© AFP/A. QURESHILe 8 mai 2002, un attentat-kamikaze commis à Karachi au passage d'un bus où avaient pris place des employés de la Direction des constructions navales, qui construisaient des sous-marins, avait fait 14 morts, dont 11 Français. L'attaque a été attribuée par les autorités pakistanaises à des islamistes, dont certains ont été condamnés à morts.
Selon Le Point, l'enquête pourrait être relancée dans les semaines qui viennent, sur une toute autre piste. Le journal explique qu'un document saisi par hasard par la justice française accrédite en effet la piste d'une implication de l'armée pakistanaise. Intitulé "Nautilus", il s'agit d'un rapport de la DCN, daté de septembre 2002. Il conclut, après une mission de renseignement interne, à l'implication de personnalités militaires mécontentes du non-versement de commissions à des dirigeants politiques pakistanais. L'existence de ce rapport, saisi dans le cadre d'une autre affaire dans un bureau d'un dirigeant de la DCN, a été versée en octobre au dossier judiciaire français.

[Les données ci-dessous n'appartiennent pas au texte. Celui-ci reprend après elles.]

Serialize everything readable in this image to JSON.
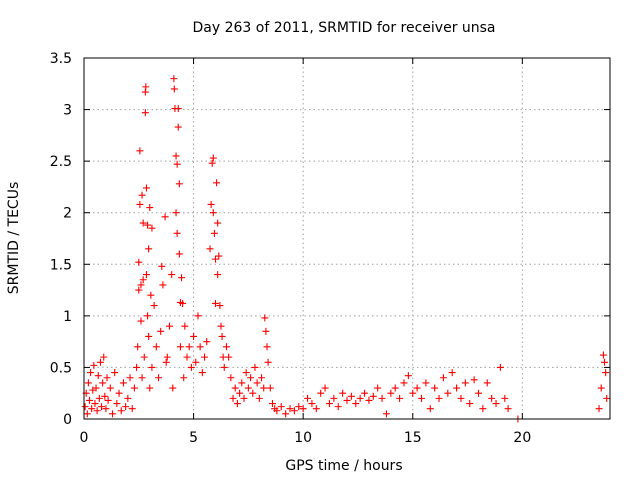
{
  "chart_data": {
    "type": "scatter",
    "title": "Day 263 of 2011, SRMTID for receiver unsa",
    "xlabel": "GPS time / hours",
    "ylabel": "SRMTID / TECUs",
    "xlim": [
      0,
      24
    ],
    "ylim": [
      0,
      3.5
    ],
    "xticks": [
      0,
      5,
      10,
      15,
      20
    ],
    "yticks": [
      0,
      0.5,
      1,
      1.5,
      2,
      2.5,
      3,
      3.5
    ],
    "xtick_labels": [
      "0",
      "5",
      "10",
      "15",
      "20"
    ],
    "ytick_labels": [
      "0",
      "0.5",
      "1",
      "1.5",
      "2",
      "2.5",
      "3",
      "3.5"
    ],
    "grid": true,
    "marker": "+",
    "color": "#ff0000",
    "series": [
      {
        "name": "SRMTID",
        "points": [
          [
            0.05,
            0.12
          ],
          [
            0.1,
            0.25
          ],
          [
            0.15,
            0.05
          ],
          [
            0.2,
            0.35
          ],
          [
            0.25,
            0.18
          ],
          [
            0.3,
            0.45
          ],
          [
            0.35,
            0.1
          ],
          [
            0.4,
            0.28
          ],
          [
            0.45,
            0.52
          ],
          [
            0.5,
            0.15
          ],
          [
            0.55,
            0.3
          ],
          [
            0.6,
            0.08
          ],
          [
            0.65,
            0.42
          ],
          [
            0.7,
            0.2
          ],
          [
            0.75,
            0.55
          ],
          [
            0.8,
            0.12
          ],
          [
            0.85,
            0.35
          ],
          [
            0.9,
            0.6
          ],
          [
            0.95,
            0.22
          ],
          [
            1.0,
            0.1
          ],
          [
            1.05,
            0.4
          ],
          [
            1.1,
            0.18
          ],
          [
            1.2,
            0.3
          ],
          [
            1.3,
            0.05
          ],
          [
            1.4,
            0.45
          ],
          [
            1.5,
            0.15
          ],
          [
            1.6,
            0.25
          ],
          [
            1.7,
            0.08
          ],
          [
            1.8,
            0.35
          ],
          [
            1.9,
            0.12
          ],
          [
            2.0,
            0.2
          ],
          [
            2.1,
            0.4
          ],
          [
            2.2,
            0.1
          ],
          [
            2.3,
            0.3
          ],
          [
            2.4,
            0.5
          ],
          [
            2.45,
            0.7
          ],
          [
            2.5,
            1.25
          ],
          [
            2.5,
            1.52
          ],
          [
            2.55,
            2.08
          ],
          [
            2.55,
            2.6
          ],
          [
            2.6,
            1.3
          ],
          [
            2.6,
            0.95
          ],
          [
            2.65,
            2.17
          ],
          [
            2.65,
            0.4
          ],
          [
            2.7,
            1.9
          ],
          [
            2.7,
            1.35
          ],
          [
            2.75,
            0.6
          ],
          [
            2.8,
            3.17
          ],
          [
            2.8,
            2.97
          ],
          [
            2.82,
            3.22
          ],
          [
            2.85,
            2.24
          ],
          [
            2.85,
            1.4
          ],
          [
            2.9,
            1.88
          ],
          [
            2.9,
            1.0
          ],
          [
            2.95,
            1.65
          ],
          [
            2.95,
            0.8
          ],
          [
            3.0,
            2.05
          ],
          [
            3.0,
            0.3
          ],
          [
            3.05,
            1.2
          ],
          [
            3.1,
            1.85
          ],
          [
            3.1,
            0.5
          ],
          [
            3.2,
            1.1
          ],
          [
            3.3,
            0.7
          ],
          [
            3.4,
            0.4
          ],
          [
            3.5,
            0.85
          ],
          [
            3.55,
            1.48
          ],
          [
            3.6,
            1.3
          ],
          [
            3.7,
            1.96
          ],
          [
            3.75,
            0.55
          ],
          [
            3.8,
            0.6
          ],
          [
            3.9,
            0.9
          ],
          [
            4.0,
            1.4
          ],
          [
            4.05,
            0.3
          ],
          [
            4.1,
            3.3
          ],
          [
            4.12,
            3.2
          ],
          [
            4.15,
            3.01
          ],
          [
            4.2,
            2.55
          ],
          [
            4.2,
            2.0
          ],
          [
            4.25,
            2.47
          ],
          [
            4.25,
            1.8
          ],
          [
            4.3,
            3.01
          ],
          [
            4.3,
            2.83
          ],
          [
            4.35,
            2.28
          ],
          [
            4.35,
            1.6
          ],
          [
            4.4,
            1.13
          ],
          [
            4.4,
            0.7
          ],
          [
            4.45,
            1.37
          ],
          [
            4.5,
            1.12
          ],
          [
            4.55,
            0.4
          ],
          [
            4.6,
            0.9
          ],
          [
            4.7,
            0.6
          ],
          [
            4.8,
            0.7
          ],
          [
            4.9,
            0.5
          ],
          [
            5.0,
            0.8
          ],
          [
            5.1,
            0.55
          ],
          [
            5.2,
            1.0
          ],
          [
            5.3,
            0.7
          ],
          [
            5.4,
            0.45
          ],
          [
            5.5,
            0.6
          ],
          [
            5.6,
            0.75
          ],
          [
            5.75,
            1.65
          ],
          [
            5.8,
            2.08
          ],
          [
            5.85,
            2.48
          ],
          [
            5.9,
            2.53
          ],
          [
            5.9,
            2.0
          ],
          [
            5.95,
            1.8
          ],
          [
            6.0,
            1.55
          ],
          [
            6.0,
            1.12
          ],
          [
            6.05,
            2.29
          ],
          [
            6.1,
            1.9
          ],
          [
            6.1,
            1.4
          ],
          [
            6.15,
            1.58
          ],
          [
            6.2,
            1.1
          ],
          [
            6.25,
            0.9
          ],
          [
            6.3,
            0.8
          ],
          [
            6.35,
            0.6
          ],
          [
            6.4,
            0.5
          ],
          [
            6.5,
            0.7
          ],
          [
            6.6,
            0.6
          ],
          [
            6.7,
            0.4
          ],
          [
            6.8,
            0.2
          ],
          [
            6.9,
            0.3
          ],
          [
            7.0,
            0.15
          ],
          [
            7.1,
            0.25
          ],
          [
            7.2,
            0.35
          ],
          [
            7.3,
            0.2
          ],
          [
            7.4,
            0.45
          ],
          [
            7.5,
            0.3
          ],
          [
            7.6,
            0.4
          ],
          [
            7.7,
            0.25
          ],
          [
            7.8,
            0.5
          ],
          [
            7.9,
            0.35
          ],
          [
            8.0,
            0.2
          ],
          [
            8.1,
            0.4
          ],
          [
            8.2,
            0.3
          ],
          [
            8.25,
            0.98
          ],
          [
            8.3,
            0.85
          ],
          [
            8.35,
            0.7
          ],
          [
            8.4,
            0.55
          ],
          [
            8.5,
            0.3
          ],
          [
            8.6,
            0.15
          ],
          [
            8.7,
            0.1
          ],
          [
            8.8,
            0.08
          ],
          [
            9.0,
            0.12
          ],
          [
            9.2,
            0.05
          ],
          [
            9.4,
            0.1
          ],
          [
            9.6,
            0.08
          ],
          [
            9.8,
            0.12
          ],
          [
            10.0,
            0.1
          ],
          [
            10.2,
            0.2
          ],
          [
            10.4,
            0.15
          ],
          [
            10.6,
            0.1
          ],
          [
            10.8,
            0.25
          ],
          [
            11.0,
            0.3
          ],
          [
            11.2,
            0.15
          ],
          [
            11.4,
            0.2
          ],
          [
            11.6,
            0.12
          ],
          [
            11.8,
            0.25
          ],
          [
            12.0,
            0.18
          ],
          [
            12.2,
            0.22
          ],
          [
            12.4,
            0.15
          ],
          [
            12.6,
            0.2
          ],
          [
            12.8,
            0.25
          ],
          [
            13.0,
            0.18
          ],
          [
            13.2,
            0.22
          ],
          [
            13.4,
            0.3
          ],
          [
            13.6,
            0.2
          ],
          [
            13.8,
            0.05
          ],
          [
            14.0,
            0.25
          ],
          [
            14.2,
            0.3
          ],
          [
            14.4,
            0.2
          ],
          [
            14.6,
            0.35
          ],
          [
            14.8,
            0.42
          ],
          [
            15.0,
            0.25
          ],
          [
            15.2,
            0.3
          ],
          [
            15.4,
            0.2
          ],
          [
            15.6,
            0.35
          ],
          [
            15.8,
            0.1
          ],
          [
            16.0,
            0.3
          ],
          [
            16.2,
            0.2
          ],
          [
            16.4,
            0.4
          ],
          [
            16.6,
            0.25
          ],
          [
            16.8,
            0.45
          ],
          [
            17.0,
            0.3
          ],
          [
            17.2,
            0.2
          ],
          [
            17.4,
            0.35
          ],
          [
            17.6,
            0.15
          ],
          [
            17.8,
            0.38
          ],
          [
            18.0,
            0.25
          ],
          [
            18.2,
            0.1
          ],
          [
            18.4,
            0.35
          ],
          [
            18.6,
            0.2
          ],
          [
            18.8,
            0.15
          ],
          [
            19.0,
            0.5
          ],
          [
            19.2,
            0.2
          ],
          [
            19.35,
            0.1
          ],
          [
            19.8,
            0.0
          ],
          [
            23.5,
            0.1
          ],
          [
            23.6,
            0.3
          ],
          [
            23.7,
            0.62
          ],
          [
            23.75,
            0.55
          ],
          [
            23.8,
            0.45
          ],
          [
            23.85,
            0.2
          ]
        ]
      }
    ]
  }
}
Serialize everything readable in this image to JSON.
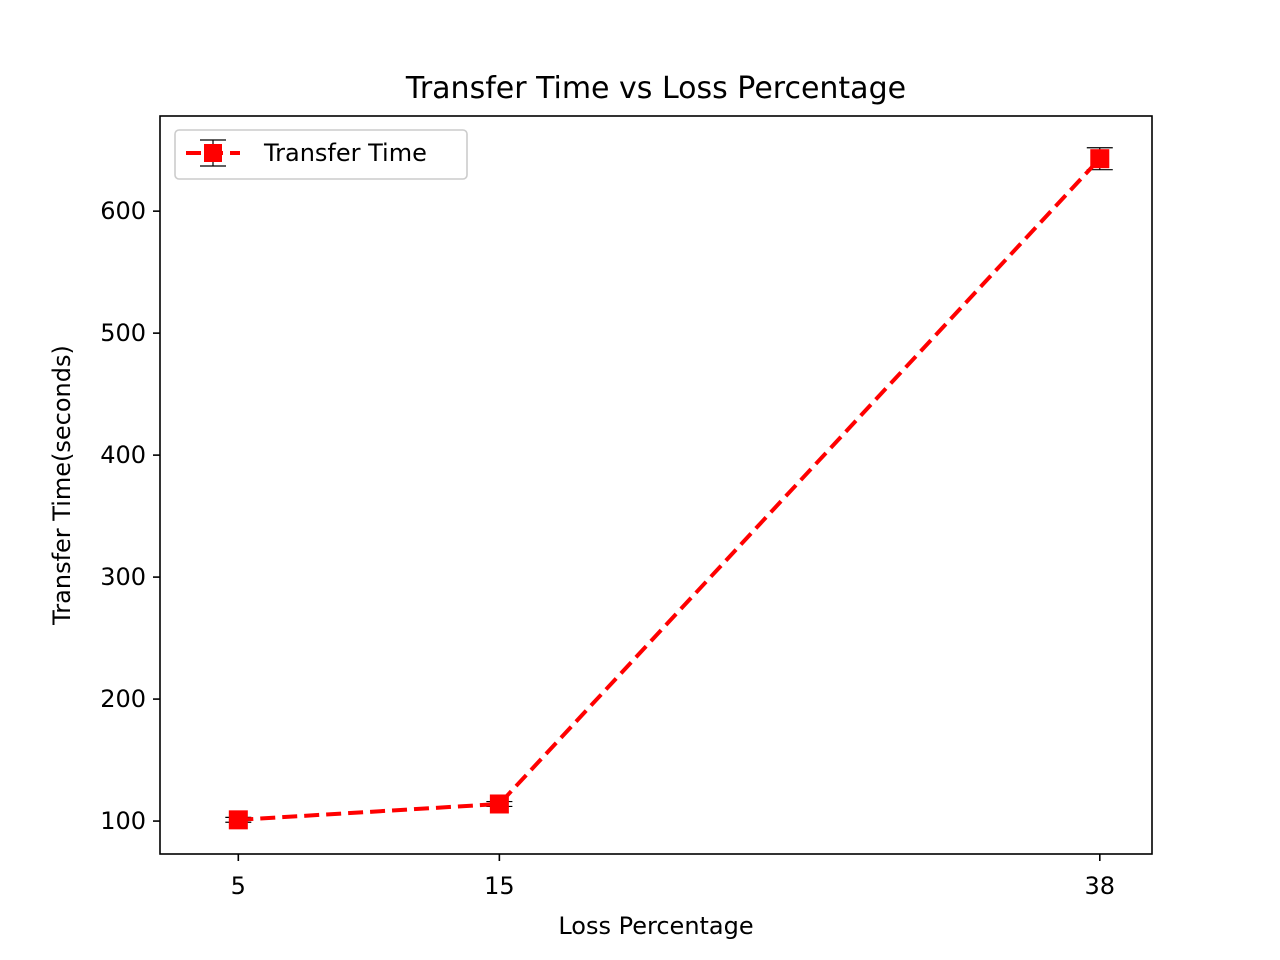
{
  "chart_data": {
    "type": "line",
    "title": "Transfer Time vs Loss Percentage",
    "xlabel": "Loss Percentage",
    "ylabel": "Transfer Time(seconds)",
    "x": [
      5,
      15,
      38
    ],
    "xticks": [
      5,
      15,
      38
    ],
    "yticks": [
      100,
      200,
      300,
      400,
      500,
      600
    ],
    "xlim": [
      2,
      40
    ],
    "ylim": [
      73,
      678
    ],
    "series": [
      {
        "name": "Transfer Time",
        "values": [
          101,
          114,
          643
        ],
        "errors": [
          2,
          2,
          9
        ],
        "color": "#ff0000",
        "line_style": "dashed",
        "marker": "square",
        "errorbar_color": "#000000"
      }
    ],
    "grid": false,
    "legend": "top-left"
  }
}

Le nom du président actuel cité
Le point de départ de l'attentat serait en fait le contrat de construction des sous-marins et ses conditions. Le rapport affirme que Jacques Chirac, après son élection en 1995, avait interdit le versement de commissions initialement convenues en 1994 lors de la signature du contrat prévoyant la livraison de trois sous-marins par la DCN au Pakistan. Parmi les personnalités qui auraient été frustrées du versement de commissions, le rapport cite, selon Le Point, Asif Ali Zardari, mari de Benazir Bhutto, alors Premier ministre du Pakistan. Asif Ali Zardari est quant à lui aujourd'hui président du pays. "Après de nombreux contacts, tant en Europe qu'au Pakistan, nous parvenons à la conclusion que l'attentat de Karachi a été réalisé grâce à des complicités au sein de l'armée", ajoute "Nautilus", qui n'est pas signé.
L'information judiciaire toujours ouverte en France contre "X" pour "assassinats en relation avec une entreprise terroriste, tentatives d'assassinat et complicité" pourrait donc être relancée par des "investigations financières", selon un haut responsable antiterroriste français.